Others reporting today:
- PSX (Phillips 66): forecast, 39 cents; Market Street forecasts 34 cents;
- AAPL, after market close, forecast, $2.36
- BHGE: forecast, 13 cents; actual -- adjusted income doubles; 15 cents/share;
- COP: forecast, 90 cents; business wire here;
- GM: forecast, $1.11; actual -- a beat; beat driven by lucrative pickup truck sales; lifted in part by revaluations of shares it holds in ride-hailing company Lyft and Peugeot; 7% decline in US new-vehicle sales in 1Q19; GM pickups outsold by smaller rival Fiat Chrysler; net profit, $1.48; adjusted, $1.41; pre-tax earnings fell more than 11% [Comment: seems like a very, very mixed report; nice beat on earnings but everything else "shaky." Investors seems to agree: GM shares down almost 2% after earnings released.
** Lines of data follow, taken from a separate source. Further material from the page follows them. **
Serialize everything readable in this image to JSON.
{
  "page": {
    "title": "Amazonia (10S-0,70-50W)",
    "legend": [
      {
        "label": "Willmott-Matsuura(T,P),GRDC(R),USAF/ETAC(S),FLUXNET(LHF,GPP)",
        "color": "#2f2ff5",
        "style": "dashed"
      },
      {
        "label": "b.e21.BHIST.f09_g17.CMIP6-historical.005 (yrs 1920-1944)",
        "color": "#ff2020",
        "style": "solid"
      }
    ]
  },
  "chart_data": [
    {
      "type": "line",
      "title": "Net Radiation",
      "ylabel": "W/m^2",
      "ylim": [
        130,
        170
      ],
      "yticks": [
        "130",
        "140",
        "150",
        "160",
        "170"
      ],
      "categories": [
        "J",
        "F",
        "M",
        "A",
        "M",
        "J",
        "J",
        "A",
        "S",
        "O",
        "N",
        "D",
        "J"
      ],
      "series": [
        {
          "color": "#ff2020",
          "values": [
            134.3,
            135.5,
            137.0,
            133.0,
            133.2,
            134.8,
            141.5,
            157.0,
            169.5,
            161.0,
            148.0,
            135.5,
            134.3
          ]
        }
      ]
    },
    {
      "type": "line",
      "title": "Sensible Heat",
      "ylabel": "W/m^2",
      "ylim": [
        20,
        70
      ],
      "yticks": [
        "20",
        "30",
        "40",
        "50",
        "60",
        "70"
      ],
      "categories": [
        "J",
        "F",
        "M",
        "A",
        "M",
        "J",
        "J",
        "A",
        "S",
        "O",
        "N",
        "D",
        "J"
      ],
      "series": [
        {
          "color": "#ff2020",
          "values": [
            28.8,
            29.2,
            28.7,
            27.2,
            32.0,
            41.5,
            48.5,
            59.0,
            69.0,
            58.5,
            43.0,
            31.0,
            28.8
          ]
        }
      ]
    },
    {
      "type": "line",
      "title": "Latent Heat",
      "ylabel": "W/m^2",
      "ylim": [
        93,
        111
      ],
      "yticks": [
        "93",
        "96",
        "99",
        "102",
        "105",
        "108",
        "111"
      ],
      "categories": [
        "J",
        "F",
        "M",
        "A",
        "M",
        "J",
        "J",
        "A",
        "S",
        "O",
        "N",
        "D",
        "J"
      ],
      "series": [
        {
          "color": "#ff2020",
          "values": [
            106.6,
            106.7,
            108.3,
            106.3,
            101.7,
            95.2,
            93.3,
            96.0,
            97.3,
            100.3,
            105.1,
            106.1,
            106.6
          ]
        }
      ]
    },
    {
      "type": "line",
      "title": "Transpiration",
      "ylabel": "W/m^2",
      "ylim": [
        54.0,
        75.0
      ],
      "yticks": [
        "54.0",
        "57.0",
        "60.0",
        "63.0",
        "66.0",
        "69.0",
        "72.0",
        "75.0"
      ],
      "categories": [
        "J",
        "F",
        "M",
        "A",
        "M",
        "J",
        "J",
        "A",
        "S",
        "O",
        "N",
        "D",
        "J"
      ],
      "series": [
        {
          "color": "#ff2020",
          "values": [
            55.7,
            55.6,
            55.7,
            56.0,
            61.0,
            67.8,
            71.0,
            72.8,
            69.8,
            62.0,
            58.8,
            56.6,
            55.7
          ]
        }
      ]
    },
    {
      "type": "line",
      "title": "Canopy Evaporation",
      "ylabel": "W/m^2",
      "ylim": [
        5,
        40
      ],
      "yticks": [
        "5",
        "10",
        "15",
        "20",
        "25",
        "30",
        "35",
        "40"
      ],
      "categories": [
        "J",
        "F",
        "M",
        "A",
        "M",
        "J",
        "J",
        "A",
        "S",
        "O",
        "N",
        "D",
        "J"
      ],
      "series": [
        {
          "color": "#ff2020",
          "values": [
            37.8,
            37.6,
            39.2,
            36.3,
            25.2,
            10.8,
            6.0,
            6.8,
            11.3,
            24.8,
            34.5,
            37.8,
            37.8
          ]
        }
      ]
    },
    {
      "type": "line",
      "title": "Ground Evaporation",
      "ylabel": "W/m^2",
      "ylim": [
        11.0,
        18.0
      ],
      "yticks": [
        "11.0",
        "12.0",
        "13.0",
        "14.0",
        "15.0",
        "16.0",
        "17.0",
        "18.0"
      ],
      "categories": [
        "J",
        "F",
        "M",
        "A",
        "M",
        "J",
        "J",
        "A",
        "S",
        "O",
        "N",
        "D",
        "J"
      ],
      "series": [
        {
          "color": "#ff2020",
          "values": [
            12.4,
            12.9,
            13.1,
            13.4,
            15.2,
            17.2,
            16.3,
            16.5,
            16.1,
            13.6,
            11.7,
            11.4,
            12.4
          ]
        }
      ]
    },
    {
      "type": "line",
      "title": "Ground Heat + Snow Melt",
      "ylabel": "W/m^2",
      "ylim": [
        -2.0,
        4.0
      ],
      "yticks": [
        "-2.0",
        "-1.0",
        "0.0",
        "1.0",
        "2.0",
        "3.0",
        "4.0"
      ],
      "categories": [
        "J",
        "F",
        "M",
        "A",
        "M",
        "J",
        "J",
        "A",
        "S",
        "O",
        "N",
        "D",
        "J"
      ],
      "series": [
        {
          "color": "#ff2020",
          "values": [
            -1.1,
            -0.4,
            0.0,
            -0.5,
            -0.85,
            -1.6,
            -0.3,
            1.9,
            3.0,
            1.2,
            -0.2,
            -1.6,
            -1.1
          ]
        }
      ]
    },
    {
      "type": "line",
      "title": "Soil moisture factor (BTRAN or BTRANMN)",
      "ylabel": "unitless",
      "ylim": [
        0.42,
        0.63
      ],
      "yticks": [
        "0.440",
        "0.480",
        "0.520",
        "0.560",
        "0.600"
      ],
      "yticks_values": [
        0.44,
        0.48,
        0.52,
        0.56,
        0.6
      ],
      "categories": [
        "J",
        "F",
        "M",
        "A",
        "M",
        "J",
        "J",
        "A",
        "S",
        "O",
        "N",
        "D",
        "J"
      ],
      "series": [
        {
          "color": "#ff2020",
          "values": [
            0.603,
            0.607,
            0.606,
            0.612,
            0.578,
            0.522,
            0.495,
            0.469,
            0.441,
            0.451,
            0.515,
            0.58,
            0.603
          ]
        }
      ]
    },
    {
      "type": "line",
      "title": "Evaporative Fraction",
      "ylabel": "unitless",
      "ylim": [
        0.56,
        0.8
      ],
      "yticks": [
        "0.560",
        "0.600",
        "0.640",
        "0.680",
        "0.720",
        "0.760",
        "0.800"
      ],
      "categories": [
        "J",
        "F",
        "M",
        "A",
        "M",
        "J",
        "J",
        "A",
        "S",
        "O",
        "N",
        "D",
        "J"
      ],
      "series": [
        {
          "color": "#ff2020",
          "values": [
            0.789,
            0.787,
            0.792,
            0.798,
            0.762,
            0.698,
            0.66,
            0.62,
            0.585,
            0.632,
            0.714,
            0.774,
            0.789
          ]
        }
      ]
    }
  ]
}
On a day that the market is up slightly, but broadly, GM continues to fall -- in early pre-market trading fell almost 3% before recovering a bit.]
COP: from link above --
- earnings: $1.8 billion; $1.60/share -- vs $0.9 billion, 75 cents a year ago
- adjusted, $1.1 billion, $1.00/share beating forecast of 90 cents/share
- cash from operations: $2.9 billion
- free cash flow: $1.3 billion
- repurchased $0.8 billion of shares; paid $0.3 billion in dividends -- funded entirely from free cash flow
- grew production from the Lower 48 Big 3 unconventionals by 30 percent y-o-y
- cash on hand at end of year: $6.5 billion
- reminder: court ordered Venezuela to pay COP $8.7 billion for unlawful expropriation
- pays 1.83%
- 8-K here
- ConocoPhillips up 1.3% pre-market after reporting a solid Q1 earnings beat, helped by increased production from its U.S. assets.
- COP did not provide revenue results in the release, but says Q1 production excluding Libya rose 7.5% to 1.32M boe/day, and expects Q2 output of 1.24M-1.28M boe/day, with seasonal turnarounds planned in Alaska, Canada and Europe.
- COP's total realized price in the quarter was $50.59/bbl vs. $50.49/bbl a year ago, as higher LNG and bitumen prices were largely offset by lower crude, natural gas liquids and natural gas prices.
- COP also reiterates its long-term cash flow outlook from the November analyst meeting, where it said it expects to generate absolute and per-share organic growth and return at least 30%/year of cash from operations to shareholders and deliver free cash flow at less than $40/bbl WTI across a range of prices.